Risbey et al. [2021] demonstrate how important a clean separation of a train and a test period is for bias reduction.

Implemented train_test_splits in climpred:

  • unfair: completely overlapping train and test (climpred default)

  • unfair-cv: overlapping train and test except for current init, which is left out (set cv="LOO")

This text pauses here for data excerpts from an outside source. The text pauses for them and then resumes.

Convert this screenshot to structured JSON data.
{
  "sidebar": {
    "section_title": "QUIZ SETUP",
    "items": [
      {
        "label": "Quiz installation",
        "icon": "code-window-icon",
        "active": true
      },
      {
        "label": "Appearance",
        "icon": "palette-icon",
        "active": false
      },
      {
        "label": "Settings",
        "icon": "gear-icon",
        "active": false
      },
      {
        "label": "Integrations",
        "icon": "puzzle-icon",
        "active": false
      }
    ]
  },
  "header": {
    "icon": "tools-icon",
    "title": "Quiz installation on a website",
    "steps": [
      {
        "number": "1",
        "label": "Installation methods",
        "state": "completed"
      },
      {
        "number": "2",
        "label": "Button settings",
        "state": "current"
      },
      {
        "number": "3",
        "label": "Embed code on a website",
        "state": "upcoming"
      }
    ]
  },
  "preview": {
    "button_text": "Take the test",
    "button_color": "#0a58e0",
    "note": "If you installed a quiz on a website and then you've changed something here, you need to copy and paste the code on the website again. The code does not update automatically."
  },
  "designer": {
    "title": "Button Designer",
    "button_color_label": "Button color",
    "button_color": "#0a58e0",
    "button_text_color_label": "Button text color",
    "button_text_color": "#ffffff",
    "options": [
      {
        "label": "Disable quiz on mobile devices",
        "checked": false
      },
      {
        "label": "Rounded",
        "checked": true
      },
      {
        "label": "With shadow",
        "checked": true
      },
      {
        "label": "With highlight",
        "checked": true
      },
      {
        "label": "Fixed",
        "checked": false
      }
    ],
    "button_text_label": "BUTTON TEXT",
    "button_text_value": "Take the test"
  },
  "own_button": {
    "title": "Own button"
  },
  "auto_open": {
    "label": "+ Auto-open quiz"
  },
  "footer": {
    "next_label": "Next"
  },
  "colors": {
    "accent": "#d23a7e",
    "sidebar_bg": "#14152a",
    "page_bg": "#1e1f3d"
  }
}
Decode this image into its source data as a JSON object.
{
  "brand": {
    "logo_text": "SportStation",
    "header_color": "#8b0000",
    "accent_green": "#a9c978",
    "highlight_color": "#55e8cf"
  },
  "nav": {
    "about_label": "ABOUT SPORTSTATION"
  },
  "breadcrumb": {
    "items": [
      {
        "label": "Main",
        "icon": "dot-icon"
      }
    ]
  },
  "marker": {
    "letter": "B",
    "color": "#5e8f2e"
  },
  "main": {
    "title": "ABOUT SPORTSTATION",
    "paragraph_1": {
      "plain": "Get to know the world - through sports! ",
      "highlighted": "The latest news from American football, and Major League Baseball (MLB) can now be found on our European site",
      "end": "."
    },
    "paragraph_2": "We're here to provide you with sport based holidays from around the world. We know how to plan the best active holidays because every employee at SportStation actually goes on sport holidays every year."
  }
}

  • fair: no overlap between train and test (recommended)

metric_kwargs = dict(
    metric="rmse", alignment="same_verifs", dim="init", comparison="e2o", skipna=True
)
# fair calculates bias for train_time/train_init and drops these data from hindcast
hindcast.remove_bias(
    how="additive_mean",
    alignment=metric_kwargs["alignment"],
    train_test_split="fair",
    train_time=slice("1982", "1998"),
).plot()
<AxesSubplot:xlabel='validity time', ylabel='Sea Surface Temperature\n[Celsius_scale]'>
_images/edd6e9a18d0d56eb5af14f2cbe84267c7d8d7a564976fdaf1d058b6a48ea37fe.png
hindcast.verify(**metric_kwargs)[v].plot(label="no bias correction")
train_test_split = ["unfair", "unfair-cv", "fair"]

hindcast.remove_bias(
    how="additive_mean", alignment=metric_kwargs["alignment"], train_test_split="unfair"
).verify(**metric_kwargs)[v].plot(label="unfair")

hindcast.remove_bias(
    how="additive_mean",
    alignment=metric_kwargs["alignment"],
    train_test_split="unfair-cv",
    cv="LOO",
).verify(**metric_kwargs)[v].plot(label="unfair-cv")

hindcast.remove_bias(
    how="additive_mean",
    alignment=metric_kwargs["alignment"],
    train_test_split="fair",
    train_time=slice("1982", "1998"),
).verify(**metric_kwargs)[v].plot(label="fair")


plt.legend()
plt.title(
    f"NMME {hindcast.coords['model'].values} Nino3.4 SST {metric_kwargs['metric'].upper()}"
)
Text(0.5, 1.0, 'NMME GFDL-CM2p5-FLOR-A06 Nino3.4 SST RMSE')
_images/7ed36fe55b8e9967fa62c35dbfa5ea42a93e049c8db8cdbeb1b8bcb0e1a2fcfb.png

Comparison of methods how#

methods = [
    "additive_mean",
    # "multiplicative_std",
    "DetrendedQuantileMapping",
    "EmpiricalQuantileMapping",
    # "PrincipalComponents",
    # "LOCI",
    "QuantileDeltaMapping",
    "Scaling",
    "modified_quantile",
    "basic_quantile",
    # "gamma_mapping",
    # "normal_mapping",
]
import warnings

warnings.simplefilter("ignore")
# xclim.sdba requires pint units
hindcast._datasets["initialized"][v].attrs["units"] = "C"
hindcast._datasets["observations"][v].attrs["units"] = "C"
hindcast.sel(init=slice("1983", "2018")).verify(**metric_kwargs)[v].plot(label="raw")
for method in methods:
    hindcast.remove_bias(
        how=method, alignment=metric_kwargs["alignment"], train_test_split="unfair"
    ).verify(**metric_kwargs)[v].plot(label=method)
plt.legend()
<matplotlib.legend.Legend at 0x142093d60>
_images/4db7b419828a5c355d0cd6135c2331e6577e8fd50893030e636610d5f428dd81.png

References#

[1]

Ed Hawkins, Steffen Tietsche, Jonathan J. Day, Nathanael Melia, Keith Haines, and Sarah Keeley. Aspects of designing and evaluating seasonal-to-interannual Arctic sea-ice prediction systems. Quarterly Journal of the Royal Meteorological Society, 142(695):672–683, January 2016. doi:10/gfb3pn.

[2]

James S. Risbey, Dougal T. Squire, Amanda S. Black, Timothy DelSole, Chiara Lepore, Richard J. Matear, Didier P. Monselesan, Thomas S. Moore, Doug Richardson, Andrew Schepen, Michael K. Tippett, and Carly R. Tozer. Standard assessments of climate forecast skill can be misleading. Nature Communications, 12(1):4346, July 2021. doi:10/gk8k7k.